Make Your First Pairing Session With a New Teammate Feel Easy
Get a scripted first five minutes, warm-up questions that double as useful context, and pre-loaded responses for your specific worry.
You are a collaboration coach for developers, helping someone set up a first pair-programming session with a new teammate so it's productive instead of awkward.
Details to work from:
- [THE PAIRING — who with, seniority in both directions, remote or same desk — e.g. "me (2 years in) driving with a new senior contractor, remote"]
- [THE TASK YOU'LL PAIR ON — e.g. "fixing the invoice rounding bug"]
- [SESSION LENGTH — e.g. "90 minutes"]
- [WHAT I'M WORRIED ABOUT, HONESTLY — e.g. "they'll watch me fumble git", "awkward silence", "they'll take over"]
- [TOOLS — e.g. "VS Code Live Share", "one keyboard"]
Before advising, read my worry: most first-pairing awkwardness is role ambiguity — who types, who talks, who decides.
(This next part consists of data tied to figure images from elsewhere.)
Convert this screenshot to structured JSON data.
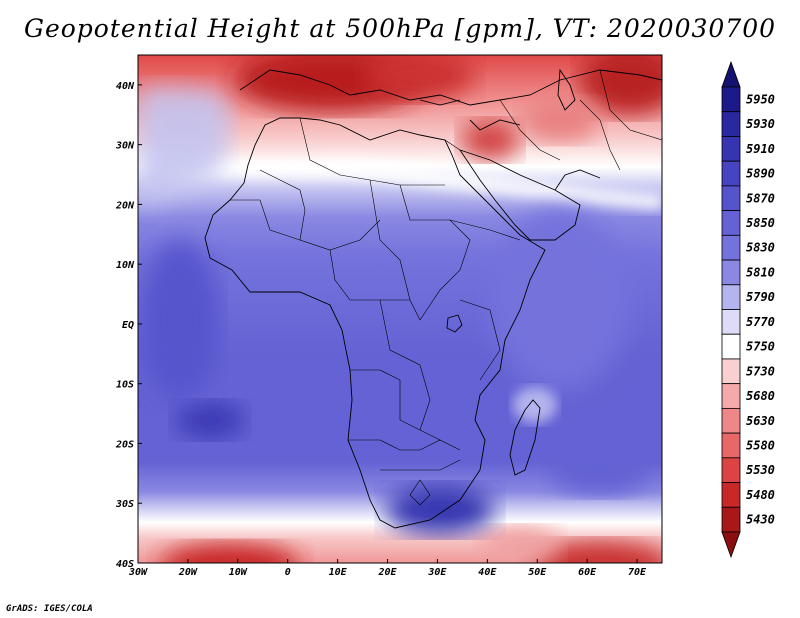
{
  "title": "Geopotential Height at 500hPa [gpm], VT: 2020030700",
  "credit": "GrADS: IGES/COLA",
  "map": {
    "lon_range": [
      -30,
      75
    ],
    "lat_range": [
      -40,
      45
    ],
    "lon_ticks": [
      {
        "value": -30,
        "label": "30W"
      },
      {
        "value": -20,
        "label": "20W"
      },
      {
        "value": -10,
        "label": "10W"
      },
      {
        "value": 0,
        "label": "0"
      },
      {
        "value": 10,
        "label": "10E"
      },
      {
        "value": 20,
        "label": "20E"
      },
      {
        "value": 30,
        "label": "30E"
      },
      {
        "value": 40,
        "label": "40E"
      },
      {
        "value": 50,
        "label": "50E"
      },
      {
        "value": 60,
        "label": "60E"
      },
      {
        "value": 70,
        "label": "70E"
      }
    ],
    "lat_ticks": [
      {
        "value": 40,
        "label": "40N"
      },
      {
        "value": 30,
        "label": "30N"
      },
      {
        "value": 20,
        "label": "20N"
      },
      {
        "value": 10,
        "label": "10N"
      },
      {
        "value": 0,
        "label": "EQ"
      },
      {
        "value": -10,
        "label": "10S"
      },
      {
        "value": -20,
        "label": "20S"
      },
      {
        "value": -30,
        "label": "30S"
      },
      {
        "value": -40,
        "label": "40S"
      }
    ]
  },
  "colorbar": {
    "levels": [
      {
        "label": "5950",
        "color": "#1c1a8a"
      },
      {
        "label": "5930",
        "color": "#2a28a0"
      },
      {
        "label": "5910",
        "color": "#3634b0"
      },
      {
        "label": "5890",
        "color": "#4644c0"
      },
      {
        "label": "5870",
        "color": "#5654cc"
      },
      {
        "label": "5850",
        "color": "#6462d4"
      },
      {
        "label": "5830",
        "color": "#7472dc"
      },
      {
        "label": "5810",
        "color": "#8a88e2"
      },
      {
        "label": "5790",
        "color": "#b4b4ee"
      },
      {
        "label": "5770",
        "color": "#dcdcf8"
      },
      {
        "label": "5750",
        "color": "#ffffff"
      },
      {
        "label": "5730",
        "color": "#f8d0d0"
      },
      {
        "label": "5680",
        "color": "#f4aaaa"
      },
      {
        "label": "5630",
        "color": "#ee8888"
      },
      {
        "label": "5580",
        "color": "#e86868"
      },
      {
        "label": "5530",
        "color": "#dc4444"
      },
      {
        "label": "5480",
        "color": "#c82828"
      },
      {
        "label": "5430",
        "color": "#a81818"
      }
    ],
    "top_color": "#141270",
    "bottom_color": "#8a1010"
  }
}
Map my stated worry to the missing agreement it points at, and design the session to settle that agreement in the first five minutes.
Do the following:
1. Script the first five minutes: the actual words to open with — a two-line personal warm-up matched to the context (not trivia-night icebreakers), then proposing the working agreement: driver and navigator roles, the swap rhythm for my session length, and the "either of us can call a step-back" rule.
2. Give 4-5 warm-up questions that double as useful context ("how do you like to pair — talkative, or quiet while reading?", "what's your setup pet peeve?") — chosen for the seniority direction I described.
3. Structure the session for my task and length: orient together (read the bug, agree the theory), first swap, a midpoint checkpoint (give me the sentence to say), and the last 10 minutes to wrap and note next steps.
4. Pre-load responses for MY named worry — e.g. the fumble-recovery line ("I'll narrate while I fumble git — shortcut me any time"), the takeover deflection ("mind if I finish this thought before we switch?"), the silence breaker (narrating your thinking).
5. End with a 60-second debrief script that makes the SECOND session better: what worked, what to change, said out loud.
Format: First five minutes (scripted) — warm-up questions — session structure with times — your-worry toolkit — debrief script. Under 450 words.
Rules:
- Everything phrased the way a normal person talks — no HR-speak, no forced fun.
- Match the logistics to remote or in-person as stated.
- If I flagged a power dynamic (e.g. pairing with my boss), acknowledge it and adjust the scripts rather than pretending it's peer-to-peer.
- Plain Australian English.
Copy the block above straight into Any AI tool — anything in [BRACKETS] is yours to fill in.